Are you good with elecjuicity? And some light plumen and good with a grinder,welder and controls.
If you are fairly capable I would definitely go for it..I built my outdoor boiler from scratch.. But for 500$ I would have loved to have had a place to start.


----------



## rx7145 (Jun 12, 2008)

I would jump all over it. If it only works for one year you are ahead. Remember scrap is $0.11 a pound so if the unit weights 2000# that is $220.00. Just keep fixing it till it takes more money to fix it then its worth. But I bet you will get quite a few years out if it.


----------



## Ed*L (Jun 13, 2008)

I would probably pass on it.
Taylors are a pita! On the ones that I've seen, the entire front of the firebox is the door. Good idea the first time you see it, but it goes downhill from there.
The fire must be really low to fill the stove, you have to shovel out the ashes or drag them out into a container parked right under the door. Lots of fun on a windy day with hot ash flying all over.
Reload the firebox is easy though, it's all open. You can pack it full very easily. Just make sure you left a little bit of fire in there for restart.
I know 2 people that have had them, both were gotten rid of in favor of a different brand.

Ed


----------



## OverRunWithSons (Jun 17, 2008)

Ok, went to look at it, it was an INdustrial sized Taylor, WAY too large for what we needed. And very old, like 13 yrs or so, has not been used in probably 5 years. If anyone is looking for something HUGE like this, it was heating a Barn , House & a Church! It is only $500 , and if someone knows what they are doing and could move it (I would not want that job), probably a great deal for someone who wants a Large shell & can buy new parts for it. It is in New Castle, PA . Send me a private message if interested, Maybe I can give the Owner a call & give him your number & info.


----------



## rt8899 (Aug 2, 2008)

*taylor outdoor stove installation*

We ordered one i know product good but need to find a reasonable
price for installation i am in windsor ny. got a quote too high
any advice on finding an installer we are near pa border in broome co.ny
help.. also what should normal install cost


----------



## Bonjak (Nov 20, 2012)

OverRunWithSons said:


> Ok, went to look at it, it was an INdustrial sized Taylor, WAY too large for what we needed. And very old, like 13 yrs or so, has not been used in probably 5 years. If anyone is looking for something HUGE like this, it was heating a Barn , House & a Church! It is only $500 , and if someone knows what they are doing and could move it (I would not want that job), probably a great deal for someone who wants a Large shell & can buy new parts for it. It is in New Castle, PA . Send me a private message if interested, Maybe I can give the Owner a call & give him your number & info.

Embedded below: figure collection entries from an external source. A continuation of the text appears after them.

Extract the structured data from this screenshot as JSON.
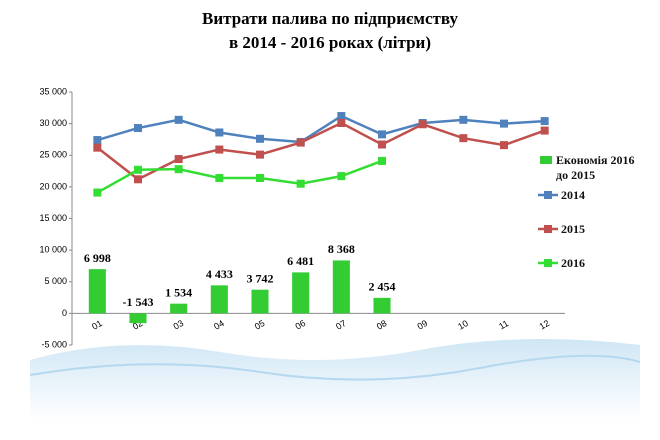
{
  "chart_data": {
    "type": "combo",
    "title": "Витрати палива по підприємству",
    "subtitle": "в 2014 - 2016 роках (літри)",
    "categories": [
      "01",
      "02",
      "03",
      "04",
      "05",
      "06",
      "07",
      "08",
      "09",
      "10",
      "11",
      "12"
    ],
    "series": [
      {
        "name": "Економія 2016 до 2015",
        "type": "bar",
        "color": "#33cc33",
        "values": [
          6998,
          -1543,
          1534,
          4433,
          3742,
          6481,
          8368,
          2454,
          null,
          null,
          null,
          null
        ],
        "value_labels": [
          "6 998",
          "-1 543",
          "1 534",
          "4 433",
          "3 742",
          "6 481",
          "8 368",
          "2 454",
          null,
          null,
          null,
          null
        ]
      },
      {
        "name": "2014",
        "type": "line",
        "color": "#4f81bd",
        "values": [
          27400,
          29300,
          30600,
          28600,
          27600,
          27100,
          31200,
          28300,
          30100,
          30600,
          30000,
          30400
        ]
      },
      {
        "name": "2015",
        "type": "line",
        "color": "#c0504d",
        "values": [
          26200,
          21200,
          24400,
          25900,
          25100,
          27000,
          30100,
          26700,
          29900,
          27700,
          26600,
          28900
        ]
      },
      {
        "name": "2016",
        "type": "line",
        "color": "#33dd33",
        "values": [
          19100,
          22700,
          22800,
          21400,
          21400,
          20500,
          21700,
          24100,
          null,
          null,
          null,
          null
        ]
      }
    ],
    "ylim": [
      -5000,
      35000
    ],
    "yticks": [
      {
        "value": -5000,
        "label": "-5 000"
      },
      0,
      {
        "value": 5000,
        "label": "5 000"
      },
      {
        "value": 10000,
        "label": "10 000"
      },
      {
        "value": 15000,
        "label": "15 000"
      },
      {
        "value": 20000,
        "label": "20 000"
      },
      {
        "value": 25000,
        "label": "25 000"
      },
      {
        "value": 30000,
        "label": "30 000"
      },
      {
        "value": 35000,
        "label": "35 000"
      }
    ]
  }
}
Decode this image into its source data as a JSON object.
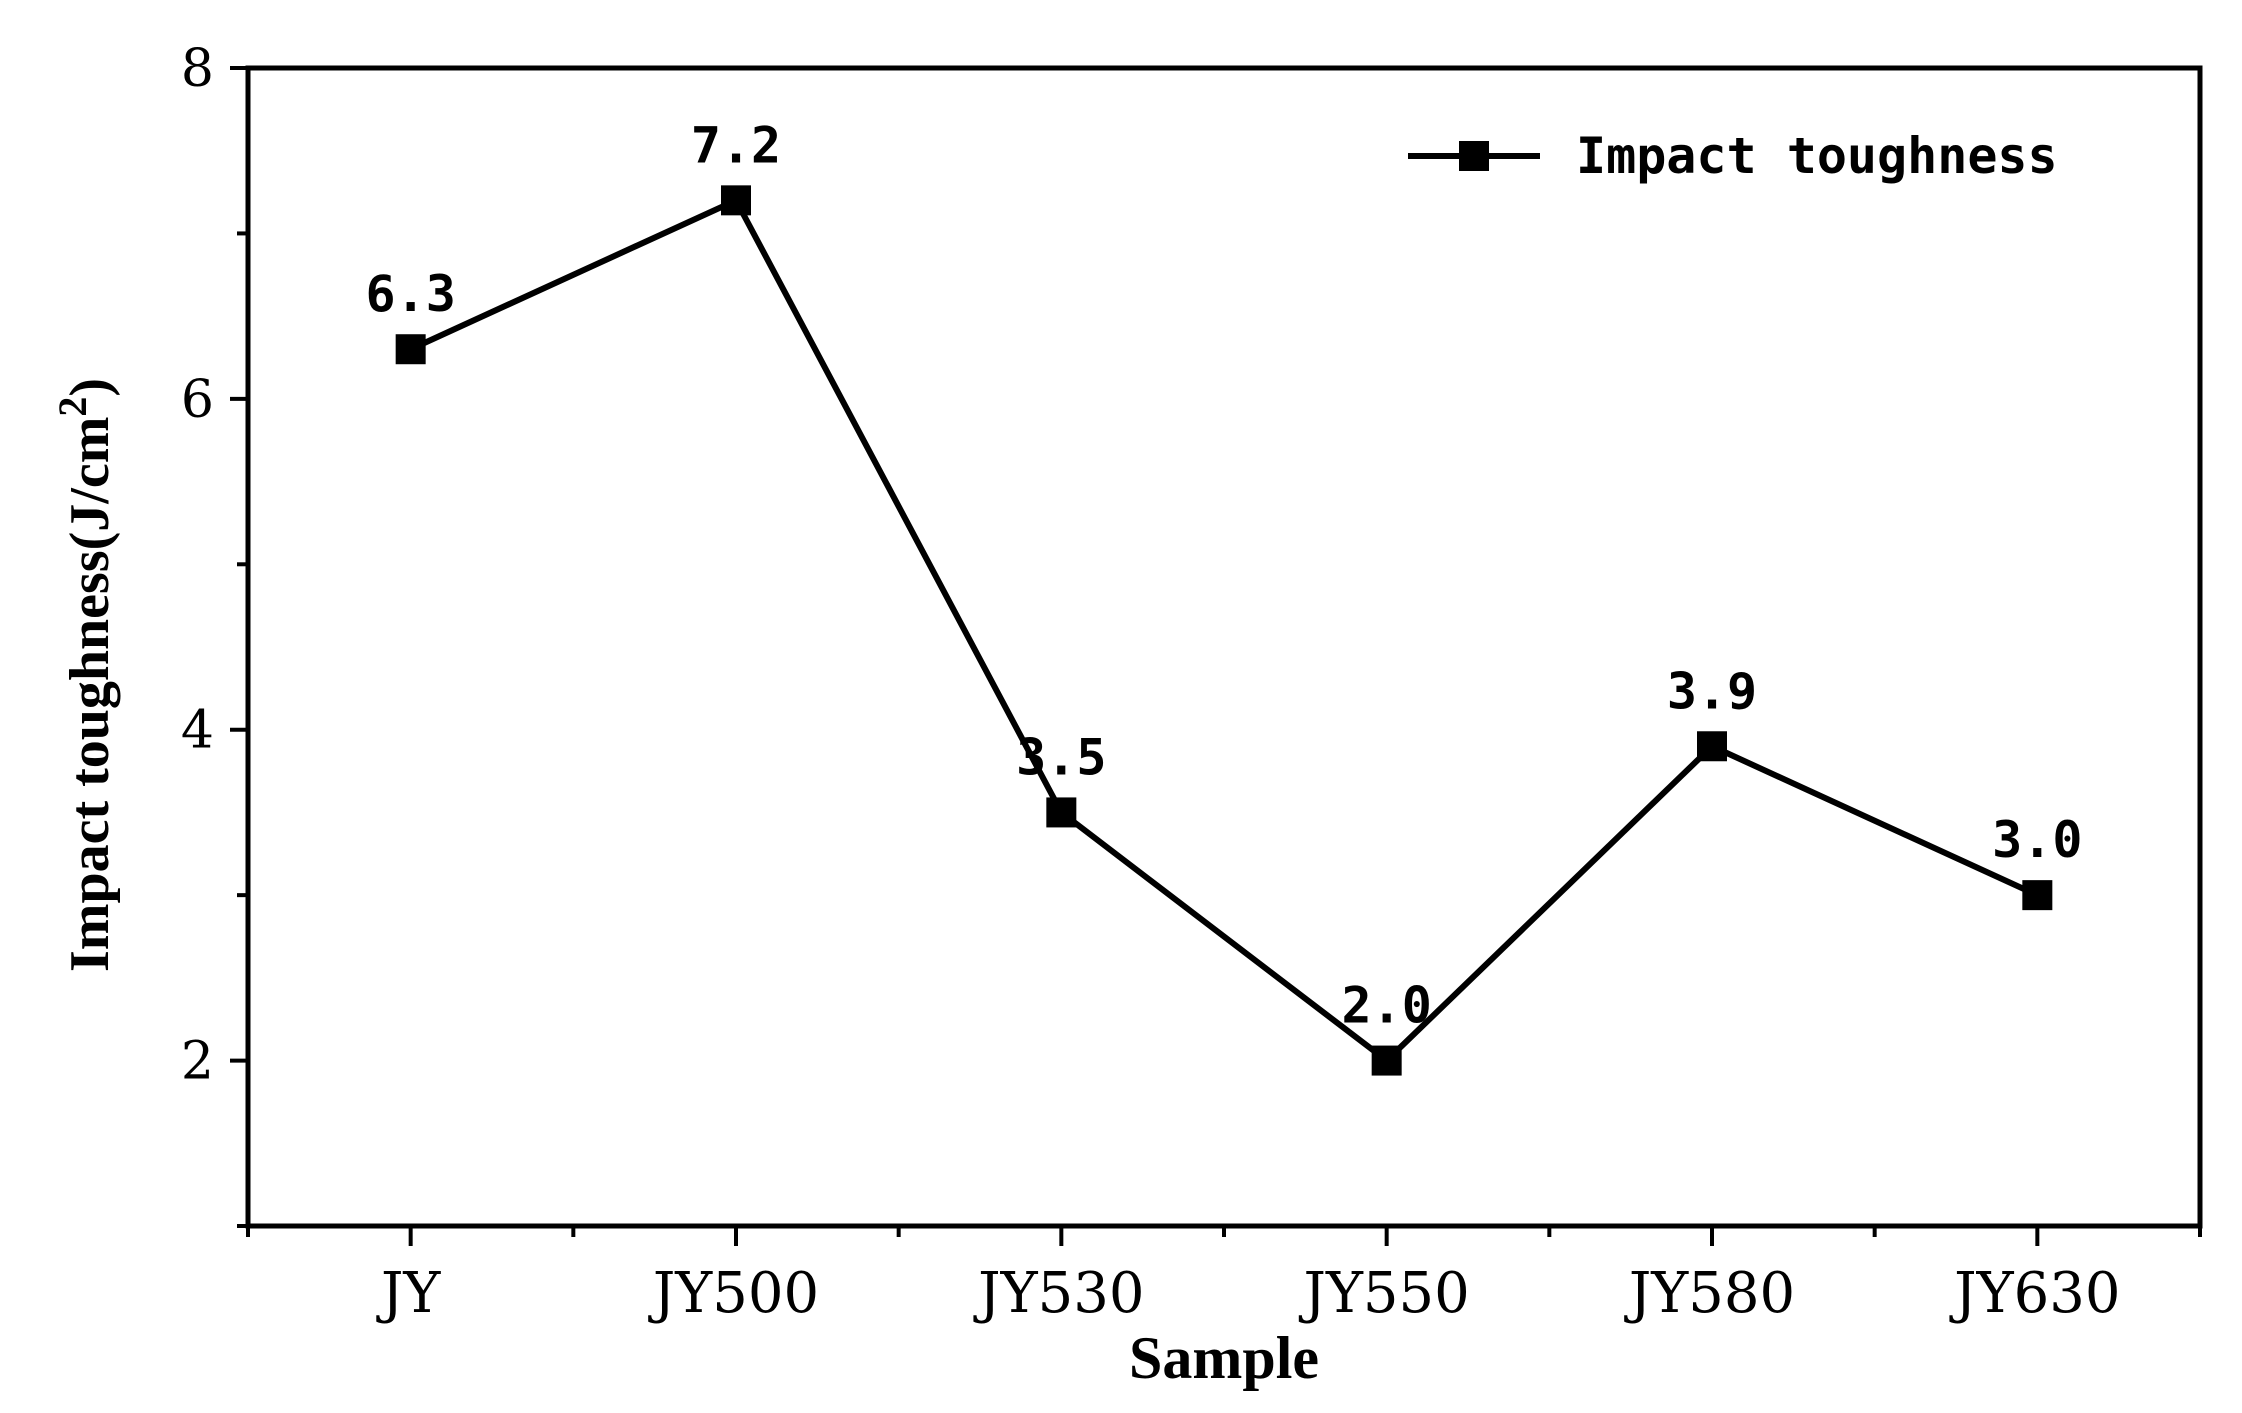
{
  "chart_data": {
    "type": "line",
    "title": "",
    "xlabel": "Sample",
    "ylabel_main": "Impact toughness(J/cm",
    "ylabel_superscript": "2",
    "ylabel_close": ")",
    "categories": [
      "JY",
      "JY500",
      "JY530",
      "JY550",
      "JY580",
      "JY630"
    ],
    "series": [
      {
        "name": "Impact toughness",
        "values": [
          6.3,
          7.2,
          3.5,
          2.0,
          3.9,
          3.0
        ],
        "data_labels": [
          "6.3",
          "7.2",
          "3.5",
          "2.0",
          "3.9",
          "3.0"
        ],
        "color": "#000000",
        "marker": "square"
      }
    ],
    "ylim": [
      1,
      8
    ],
    "yticks": [
      2,
      4,
      6,
      8
    ],
    "ytick_labels": [
      "2",
      "4",
      "6",
      "8"
    ],
    "grid": false,
    "legend_position": "top-right"
  }
}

I am very interested in this stove .please email me for my number. Thanks so much. [email protected]


----------



## Encore (Nov 21, 2012)

Look at the date on the post bud. Probably long gone


----------



## Uncle John (Nov 21, 2012)

Encore said:


> Look at the date on the post bud. Probably long gone




And now its 17yrs. old........:msp_biggrin:


----------



## hondaracer2oo4 (Nov 21, 2012)

HAHA thats good. What is even better is that I did a craigslist search without even looking at the date and someone has that thing for sale in PA for $500 bucks. It says that some 65 year old guy bought it to fix it but never did. So it is still available ironically.


----------